Horacio ató el paquete con el pan a la pata de la golondrina. No con cuerda, sino con un hilo de luz que salió de sus dedos.

—Llévaselo —dijo—. A la mujer que vive en la ciudad sin ventanas. La que está aprendiendo a hornear. La que tiene una hija llamada Alba.

La golondrina alzó el vuelo. Las demás la siguieron. El cielo se llenó de alas y de promesas.

Alba las vio alejarse hasta que se convirtieron en puntos diminutos, y luego en nada.

—¿Llegará? —preguntó.

—Llegará —respondió Horacio—. La magia no entiende de distancias. Entiende de amor. Y ese pan tiene más amor que harina.

Se quedaron en la plaza viendo cómo el sol subía. El reloj de sol marcaba ahora las once y veintitrés. Alba sonrió.

—Horacio.

—Dime.

—Gracias.

Él no dijo "de nada". No dijo "no hay de qué". Dijo algo mucho más importante:

—Ahora tienes dos casas, Alba. La de tu abuela, donde duermes. Y esta panadería, donde siempre habrá un pan caliente esperándote. Y cuando seas mayor, y viajes, y tengas tu propia cocina, recordarás cómo se hace. Y hornearás. Y todo el que pruebe tu pan sabrá que alguien, en algún lugar, lo quiere.
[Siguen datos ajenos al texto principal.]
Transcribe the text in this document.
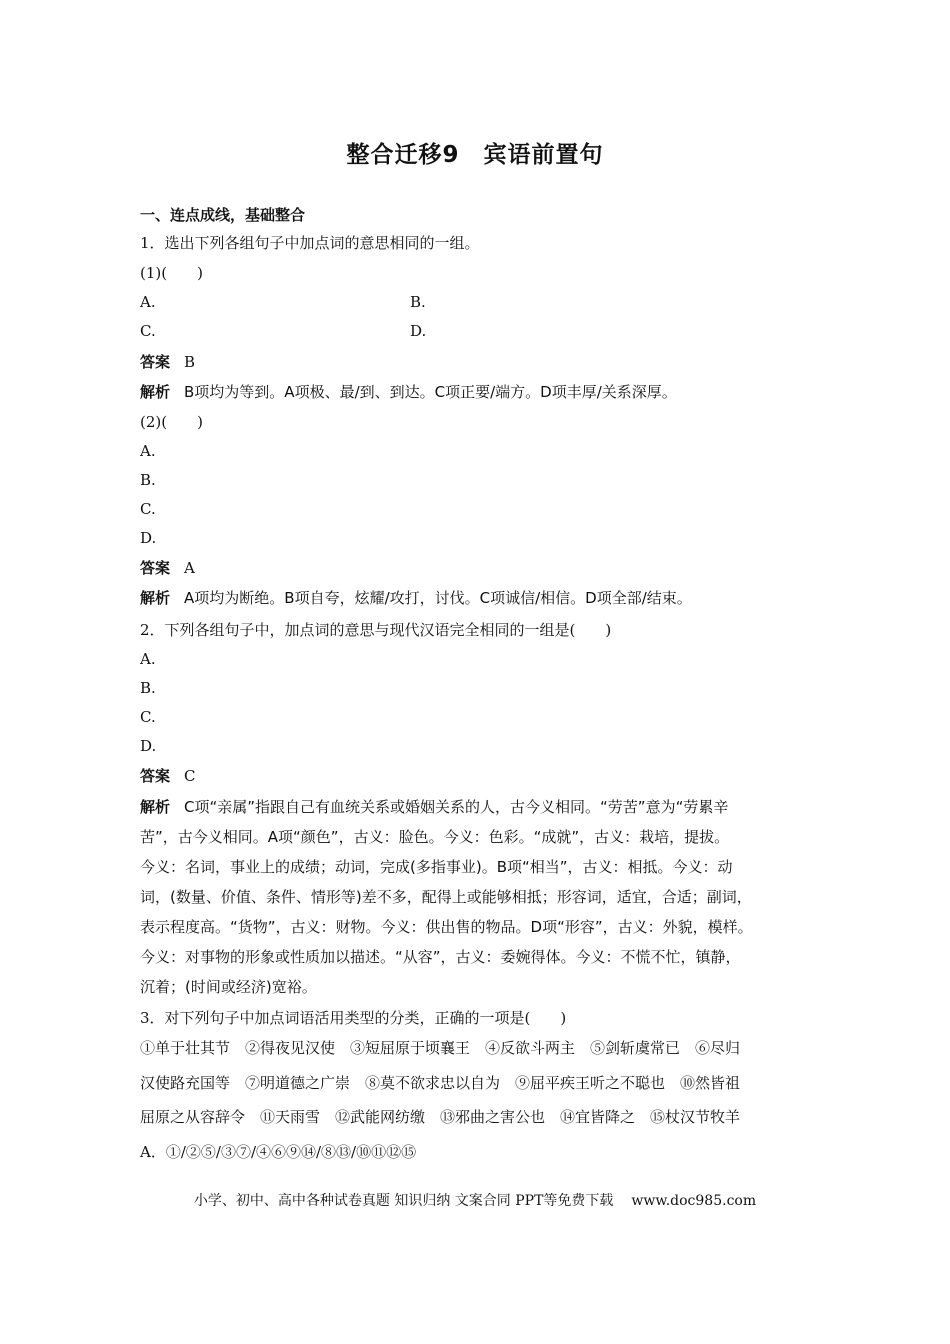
整合迁移9　宾语前置句
一、连点成线，基础整合
1．选出下列各组句子中加点词的意思相同的一组。
(1)(　　)
A.	B.
C.	D.
答案 B
解析 B项均为等到。A项极、最/到、到达。C项正要/端方。D项丰厚/关系深厚。
(2)(　　)
A.
B.
C.
D.
答案 A
解析 A项均为断绝。B项自夸，炫耀/攻打，讨伐。C项诚信/相信。D项全部/结束。
2．下列各组句子中，加点词的意思与现代汉语完全相同的一组是(　　)
A.
B.
C.
D.
答案 C
解析 C项“亲属”指跟自己有血统关系或婚姻关系的人，古今义相同。“劳苦”意为“劳累辛
苦”，古今义相同。A项“颜色”，古义：脸色。今义：色彩。“成就”，古义：栽培，提拔。
今义：名词，事业上的成绩；动词，完成(多指事业)。B项“相当”，古义：相抵。今义：动
词，(数量、价值、条件、情形等)差不多，配得上或能够相抵；形容词，适宜，合适；副词，
表示程度高。“货物”，古义：财物。今义：供出售的物品。D项“形容”，古义：外貌，模样。
今义：对事物的形象或性质加以描述。“从容”，古义：委婉得体。今义：不慌不忙，镇静，
沉着；(时间或经济)宽裕。
3．对下列句子中加点词语活用类型的分类，正确的一项是(　　)
①单于壮其节　②得夜见汉使　③短屈原于顷襄王　④反欲斗两主　⑤剑斩虞常已　⑥尽归
汉使路充国等　⑦明道德之广崇　⑧莫不欲求忠以自为　⑨屈平疾王听之不聪也　⑩然皆祖
屈原之从容辞令　⑪天雨雪　⑫武能网纺缴　⑬邪曲之害公也　⑭宜皆降之　⑮杖汉节牧羊
A．①/②⑤/③⑦/④⑥⑨⑭/⑧⑬/⑩⑪⑫⑮
小学、初中、高中各种试卷真题 知识归纳 文案合同 PPT等免费下载 www.doc985.com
Alba apoyó la cabeza en el hombro de Horacio. El delantal olía a harina, a horno, a camino recorrido.

—Creo —dijo— que nunca me iré de este pueblo.

—Todos se van alguna vez —respondió Horacio con tristeza—. Pero todos vuelven. Porque el pan feliz siempre está aquí. Y una vez que lo pruebas, nunca lo olvidas.

Esa noche, antes de dormir, Alba escribió en su libreta:

"Hoy mamá me escribió una carta. Horacio me enseñó a hornear un pan para enviárselo. Lo llevaron las golondrinas. No sé si llegará. Pero mientras lo horneaba, he sentido algo que no había sentido desde que se fue: que no está tan lejos. Que quizá solo está al otro lado del pan."

Apagó la luz. La lupa brilló. Y en algún lugar, al otro lado de las montañas, una mujer en una ciudad sin ventanas soñó que una golondrina dejaba un paquete en su ventana.

Cuando despertó, el sueño ya se había borrado. Pero en la mesa de su pequeña cocina, había un pan caliente, envuelto en papel de estraza, atado con una cinta roja.

No supo cómo había llegado.

Pero lo partió en dos. Lo olió. Sonrió.

Y mientras lo comía, recordó el nombre de su hija.